The lack of an effective medical therapy for patients with Cushing’s disease (CD) requires the search for new modalities of treatment. Peroxisomal proliferator-activated receptors (PPAR)-{gamma} are abundantly expressed in ACTH-secreting pituitary tumors. Treatment with PPAR{gamma} agonists inhibits ACTH-secreting pituitary tumor growth, proliferation, and ACTH secretion in vitro in human and murine models and in vivo in murine corticotroph tumors. It was hypothesized that treatment with the PPAR{gamma} agonist pioglitazone would normalize the hypothalamic-pituitary-adrenal axis of patients with CD.

We evaluated the hypothalamic pituitary adrenal axis in five patients with CD in whom we measured: 1) the 24-h urine concentration of free cortisol; 2) the 24-h profile of serum cortisol and plasma ACTH; and 3) the ACTH and cortisol response to CRH stimulation. All measurements were taken at baseline and after low-dose dexamethasone treatment (0.5 mg dexamethasone every 6 h). The entire protocol was done before and after 30 d of treatment with 45 mg of daily oral pioglitazone.
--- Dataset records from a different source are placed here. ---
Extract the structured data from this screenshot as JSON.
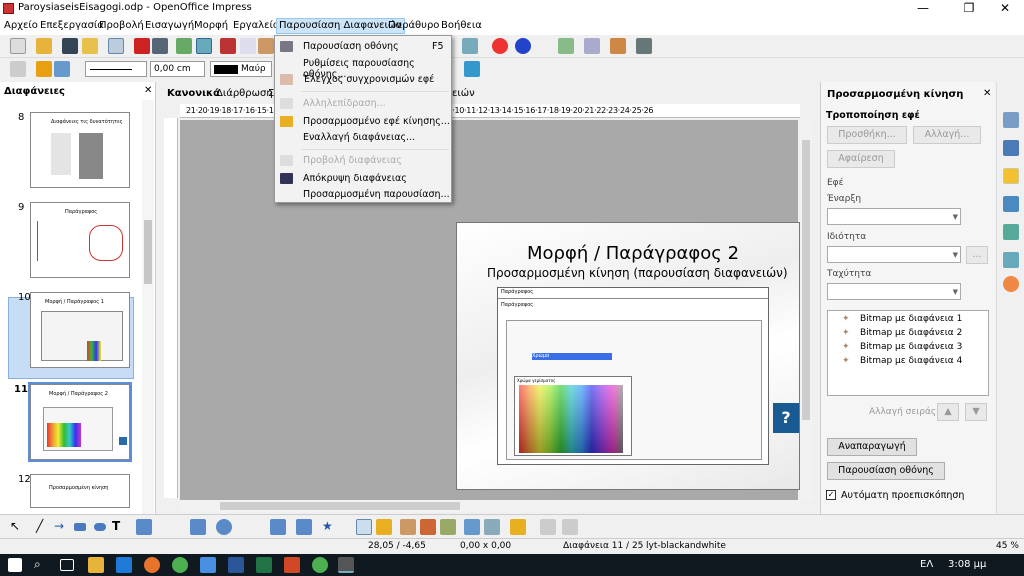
{
  "window": {
    "title": "ParoysiaseisEisagogi.odp - OpenOffice Impress",
    "minimize": "—",
    "maximize": "❐",
    "close": "✕"
  },
  "menu": [
    "Αρχείο",
    "Επεξεργασία",
    "Προβολή",
    "Εισαγωγή",
    "Μορφή",
    "Εργαλεία",
    "Παρουσίαση Διαφανειών",
    "Παράθυρο",
    "Βοήθεια"
  ],
  "toolbar2": {
    "line_width": "0,00 cm",
    "color_name": "Μαύρ"
  },
  "slides_pane": {
    "title": "Διαφάνειες",
    "close": "✕",
    "numbers": [
      "8",
      "9",
      "10",
      "11",
      "12"
    ],
    "thumb_titles": [
      "Διαφάνειες τις δυνατότητες",
      "Παράγραφος",
      "Μορφή / Παράγραφος 1",
      "Μορφή / Παράγραφος 2",
      "Προσαρμοσμένη κίνηση"
    ]
  },
  "view_tabs": {
    "normal": "Κανονικά",
    "outline": "Διάρθρωση",
    "hidden": "Σ",
    "tail": "ειών"
  },
  "hruler": "21·20·19·18·17·16·15·14·13·12·11·10·9·8·7·6·5·4·3·2·1·1·2·3·4·5·6·7·8·9·10·11·12·13·14·15·16·17·18·19·20·21·22·23·24·25·26",
  "slide": {
    "title": "Μορφή / Παράγραφος 2",
    "subtitle": "Προσαρμοσμένη κίνηση (παρουσίαση διαφανειών)",
    "dialog_title": "Παράγραφος",
    "dialog_title2": "Παράγραφος",
    "dialog_tab": "Χρώμα",
    "palette_label": "Χρώμα γεμίσματος",
    "help_glyph": "?"
  },
  "dropdown": {
    "items": [
      {
        "label": "Παρουσίαση οθόνης",
        "shortcut": "F5",
        "enabled": true
      },
      {
        "label": "Ρυθμίσεις παρουσίασης οθόνης...",
        "shortcut": "",
        "enabled": true
      },
      {
        "label": "Έλεγχος συγχρονισμών εφέ",
        "shortcut": "",
        "enabled": true
      },
      {
        "label": "Αλληλεπίδραση...",
        "shortcut": "",
        "enabled": false
      },
      {
        "label": "Προσαρμοσμένο εφέ κίνησης...",
        "shortcut": "",
        "enabled": true
      },
      {
        "label": "Εναλλαγή διαφάνειας...",
        "shortcut": "",
        "enabled": true
      },
      {
        "label": "Προβολή διαφάνειας",
        "shortcut": "",
        "enabled": false
      },
      {
        "label": "Απόκρυψη διαφάνειας",
        "shortcut": "",
        "enabled": true
      },
      {
        "label": "Προσαρμοσμένη παρουσίαση...",
        "shortcut": "",
        "enabled": true
      }
    ]
  },
  "right_pane": {
    "title": "Προσαρμοσμένη κίνηση",
    "close": "✕",
    "section": "Τροποποίηση εφέ",
    "add_btn": "Προσθήκη...",
    "change_btn": "Αλλαγή...",
    "remove_btn": "Αφαίρεση",
    "effect_label": "Εφέ",
    "start_label": "Έναρξη",
    "property_label": "Ιδιότητα",
    "speed_label": "Ταχύτητα",
    "more_btn": "...",
    "effects": [
      "Bitmap με διαφάνεια 1",
      "Bitmap με διαφάνεια 2",
      "Bitmap με διαφάνεια 3",
      "Bitmap με διαφάνεια 4"
    ],
    "order_label": "Αλλαγή σειράς:",
    "play_btn": "Αναπαραγωγή",
    "slideshow_btn": "Παρουσίαση οθόνης",
    "autopreview": "Αυτόματη προεπισκόπηση"
  },
  "status": {
    "position": "28,05 / -4,65",
    "size": "0,00 x 0,00",
    "slide": "Διαφάνεια 11 / 25",
    "layout": "lyt-blackandwhite",
    "zoom": "45 %"
  },
  "taskbar": {
    "lang": "ΕΛ",
    "time": "3:08 μμ"
  }
}
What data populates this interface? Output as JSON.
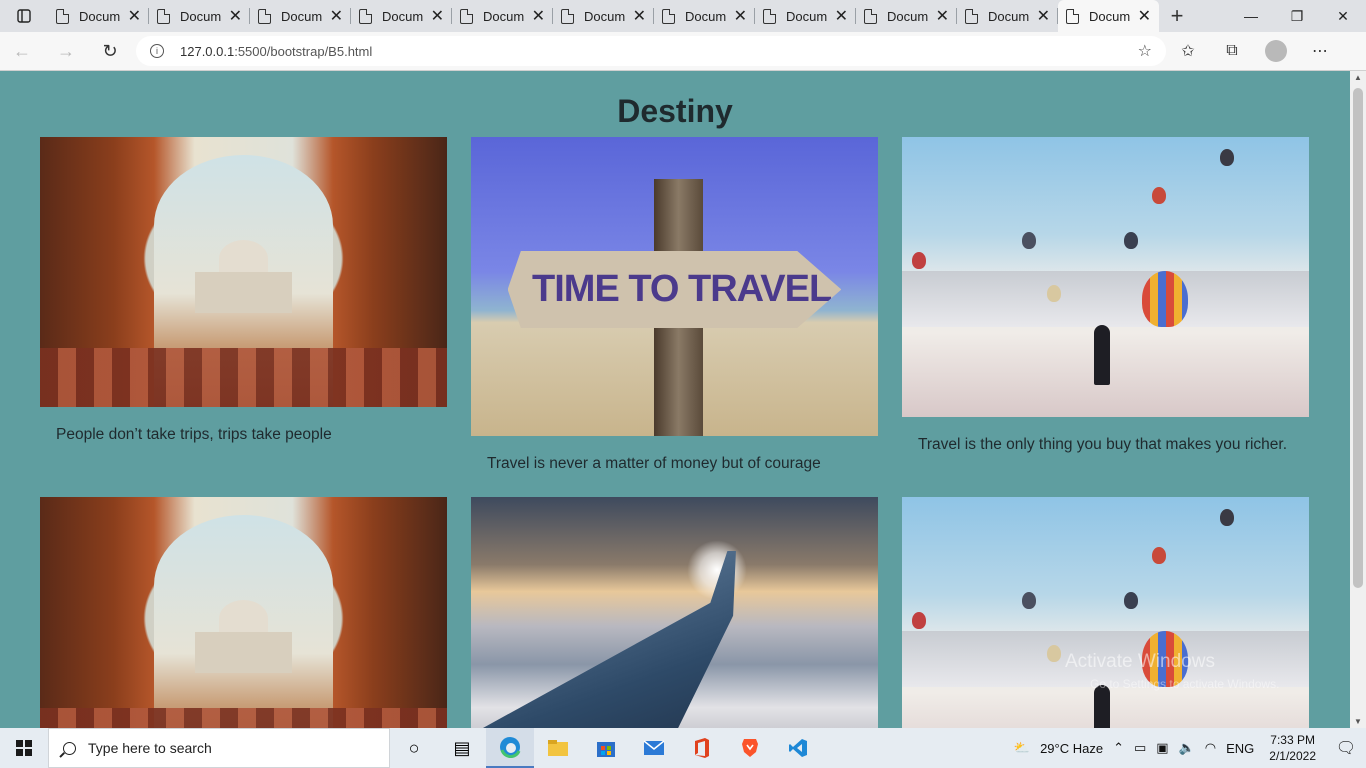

At baseline, before low-dose dexamethasone, all five patients had elevated 24-h urine free cortisol, elevated 24-h serum cortisol and plasma ACTH levels, and robust responses to CRH, consistent with their diagnosis of CD. There was no significant change in any of the above variables after 30 d of treatment with pioglitazone. Furthermore, there was no significant difference in the number of cortisol or ACTH spikes or in their diurnal rhythms. In summary, pioglitazone treatment (45 mg daily for 30 d) of patients with CD was not found to be effective at attenuating either ACTH or cortisol levels and does not appear to be an alternative to surgical therapy.